Bahraini officials have expressed outrage over repeated references by an Iranian official to their country as "part of Iran".

Earlier this month, Ali Akbar Natiq Nuri, an advisor to Iran's supreme leader, Ayatollah Ali Khamenei, claimed Bahrain is an integral part of Iran, ruled on and off over the last several hundred years by Iran, but conceded by Iran's Shah Mohammad-Reza Pahlavi in 1970. Bahrain received its independence from the British in 1971.

"If these statements are meant to test the waters then the response was clear internally and externally, and this was affirmed by the magnitude of Gulf Arab and international condemnation to these irresponsible statements," Bahraini Interior Minister Sheikh Rashed bin Abdullah al-Khalifa told the London-based Ash-Sharq il-Awsat newspaper.



Notwithstanding a cryptic response by Iran's Foreign Ministry spokesman, Hassan Kashkavi, that Nuri's speech "caused misunderstanding" with "some misinterpretations," neither Khamenei nor Iranian President Mahmoud Ahmadinejad have offered any apologies or retractions of the insinuations that Iran has a right to the small island kingdom.

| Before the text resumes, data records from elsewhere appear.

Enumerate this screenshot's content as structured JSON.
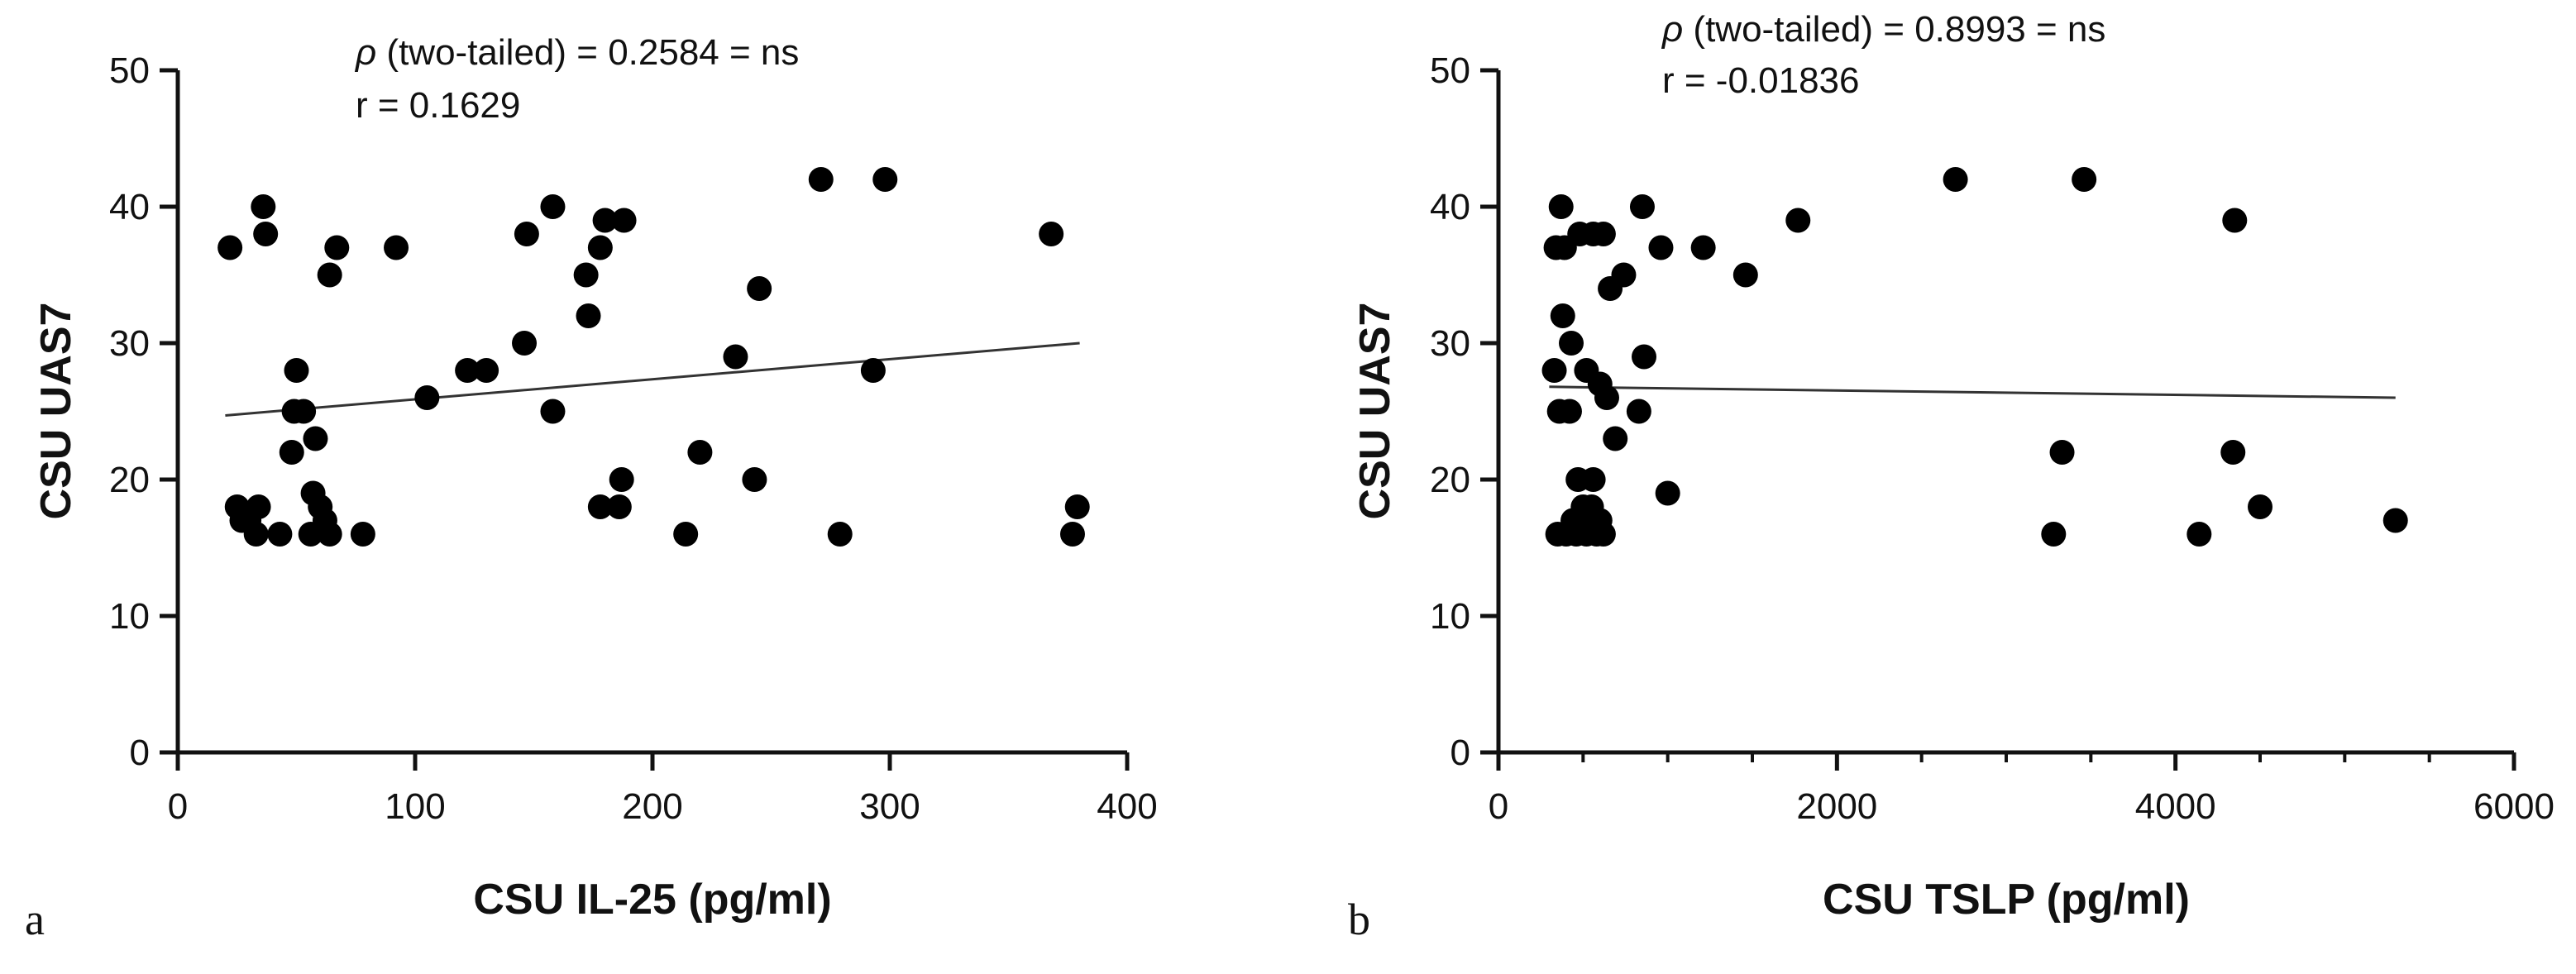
{
  "chart_data": [
    {
      "type": "scatter",
      "panel_label": "a",
      "xlabel": "CSU IL-25 (pg/ml)",
      "ylabel": "CSU UAS7",
      "xlim": [
        0,
        400
      ],
      "ylim": [
        0,
        50
      ],
      "xticks": [
        "0",
        "100",
        "200",
        "300",
        "400"
      ],
      "yticks": [
        "0",
        "10",
        "20",
        "30",
        "40",
        "50"
      ],
      "stat_p_symbol": "ρ",
      "stat_p_text": " (two-tailed) = 0.2584 = ns",
      "stat_r_text": "r = 0.1629",
      "fit_line": {
        "x": [
          20,
          380
        ],
        "y": [
          24.7,
          30.0
        ]
      },
      "points": [
        {
          "x": 22,
          "y": 37
        },
        {
          "x": 36,
          "y": 40
        },
        {
          "x": 37,
          "y": 38
        },
        {
          "x": 67,
          "y": 37
        },
        {
          "x": 64,
          "y": 35
        },
        {
          "x": 92,
          "y": 37
        },
        {
          "x": 50,
          "y": 28
        },
        {
          "x": 49,
          "y": 25
        },
        {
          "x": 53,
          "y": 25
        },
        {
          "x": 58,
          "y": 23
        },
        {
          "x": 48,
          "y": 22
        },
        {
          "x": 57,
          "y": 19
        },
        {
          "x": 60,
          "y": 18
        },
        {
          "x": 62,
          "y": 17
        },
        {
          "x": 64,
          "y": 16
        },
        {
          "x": 56,
          "y": 16
        },
        {
          "x": 25,
          "y": 18
        },
        {
          "x": 27,
          "y": 17
        },
        {
          "x": 30,
          "y": 17
        },
        {
          "x": 34,
          "y": 18
        },
        {
          "x": 33,
          "y": 16
        },
        {
          "x": 43,
          "y": 16
        },
        {
          "x": 78,
          "y": 16
        },
        {
          "x": 105,
          "y": 26
        },
        {
          "x": 122,
          "y": 28
        },
        {
          "x": 130,
          "y": 28
        },
        {
          "x": 146,
          "y": 30
        },
        {
          "x": 147,
          "y": 38
        },
        {
          "x": 158,
          "y": 40
        },
        {
          "x": 158,
          "y": 25
        },
        {
          "x": 172,
          "y": 35
        },
        {
          "x": 173,
          "y": 32
        },
        {
          "x": 178,
          "y": 37
        },
        {
          "x": 180,
          "y": 39
        },
        {
          "x": 188,
          "y": 39
        },
        {
          "x": 178,
          "y": 18
        },
        {
          "x": 186,
          "y": 18
        },
        {
          "x": 187,
          "y": 20
        },
        {
          "x": 214,
          "y": 16
        },
        {
          "x": 220,
          "y": 22
        },
        {
          "x": 235,
          "y": 29
        },
        {
          "x": 243,
          "y": 20
        },
        {
          "x": 245,
          "y": 34
        },
        {
          "x": 271,
          "y": 42
        },
        {
          "x": 279,
          "y": 16
        },
        {
          "x": 293,
          "y": 28
        },
        {
          "x": 298,
          "y": 42
        },
        {
          "x": 368,
          "y": 38
        },
        {
          "x": 377,
          "y": 16
        },
        {
          "x": 379,
          "y": 18
        }
      ]
    },
    {
      "type": "scatter",
      "panel_label": "b",
      "xlabel": "CSU TSLP (pg/ml)",
      "ylabel": "CSU UAS7",
      "xlim": [
        0,
        6000
      ],
      "ylim": [
        0,
        50
      ],
      "xticks": [
        "0",
        "2000",
        "4000",
        "6000"
      ],
      "yticks": [
        "0",
        "10",
        "20",
        "30",
        "40",
        "50"
      ],
      "stat_p_symbol": "ρ",
      "stat_p_text": " (two-tailed) = 0.8993 = ns",
      "stat_r_text": "r = -0.01836",
      "fit_line": {
        "x": [
          300,
          5300
        ],
        "y": [
          26.8,
          26.0
        ]
      },
      "points": [
        {
          "x": 370,
          "y": 40
        },
        {
          "x": 340,
          "y": 37
        },
        {
          "x": 390,
          "y": 37
        },
        {
          "x": 480,
          "y": 38
        },
        {
          "x": 560,
          "y": 38
        },
        {
          "x": 620,
          "y": 38
        },
        {
          "x": 380,
          "y": 32
        },
        {
          "x": 430,
          "y": 30
        },
        {
          "x": 330,
          "y": 28
        },
        {
          "x": 520,
          "y": 28
        },
        {
          "x": 600,
          "y": 27
        },
        {
          "x": 640,
          "y": 26
        },
        {
          "x": 360,
          "y": 25
        },
        {
          "x": 420,
          "y": 25
        },
        {
          "x": 660,
          "y": 34
        },
        {
          "x": 740,
          "y": 35
        },
        {
          "x": 690,
          "y": 23
        },
        {
          "x": 850,
          "y": 40
        },
        {
          "x": 960,
          "y": 37
        },
        {
          "x": 860,
          "y": 29
        },
        {
          "x": 830,
          "y": 25
        },
        {
          "x": 1000,
          "y": 19
        },
        {
          "x": 1210,
          "y": 37
        },
        {
          "x": 1460,
          "y": 35
        },
        {
          "x": 1770,
          "y": 39
        },
        {
          "x": 2700,
          "y": 42
        },
        {
          "x": 3460,
          "y": 42
        },
        {
          "x": 4350,
          "y": 39
        },
        {
          "x": 3330,
          "y": 22
        },
        {
          "x": 4340,
          "y": 22
        },
        {
          "x": 3280,
          "y": 16
        },
        {
          "x": 4140,
          "y": 16
        },
        {
          "x": 4500,
          "y": 18
        },
        {
          "x": 5300,
          "y": 17
        },
        {
          "x": 350,
          "y": 16
        },
        {
          "x": 400,
          "y": 16
        },
        {
          "x": 440,
          "y": 17
        },
        {
          "x": 470,
          "y": 20
        },
        {
          "x": 500,
          "y": 18
        },
        {
          "x": 520,
          "y": 16
        },
        {
          "x": 540,
          "y": 17
        },
        {
          "x": 560,
          "y": 20
        },
        {
          "x": 580,
          "y": 16
        },
        {
          "x": 600,
          "y": 17
        },
        {
          "x": 620,
          "y": 16
        },
        {
          "x": 460,
          "y": 16
        },
        {
          "x": 500,
          "y": 17
        },
        {
          "x": 550,
          "y": 18
        }
      ]
    }
  ]
}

The German news agency Deutsche Presse-Agentur reported Friday that Iranian shipping vessels were evicted from Bahraini territorial waters. Bahrain also recently halted negotiations to import 1 billion cubic feet of gas per day from Iran through a new pipeline.  Bahrain's foreign minister also summoned the Iranian ambassador to submit an official protest to the remarks in early February, according to the Dubai-based Al-Arabiya news organization.



"This continuous repetition can no longer be considered a slip of the tongue or an error in speech," said Ash-Sharq il-Awsat. "There must be a stop to the historical reference upon which Iran relies to justify the idea that it has some sort of right over Bahrain."

According to the London paper, the lack of substantive response by high-level Iranian officials to the insinuations made by the Iranian cleric "is a dangerous political warning and will only add to tension in a region that is already sitting on a minefield and could blow up anytime."

The Islamic island country, populated by 500,000 people, has recently made many pro-Jewish gestures, despite the fact that only 50 Jews currently reside there.

In 2008, King Hamad bin Isa al-Khalifa issued a royal decree appointing female Jewish lawmaker Hoda Nono to the post of ambassador, making her the first Jew in the modern Arab world to become an ambassador.  The businesswoman and mother of two, who serves as one of two Jews on the king's 40-member legislative upper chamber, is stationed in Washington.

In November, the king extended an invitation for all Bahraini expatriate Jews to return to live in Bahrain, saying "It's open, it's your country."

Iranian President Mahmoud Ahmadinejad, alternatively, has repeatedly called for the destruction of Israel, claiming that the Jews manipulated the Holocaust to gain sympathy for the Jewish state, calling Israelis the "most detested people in all of humanity."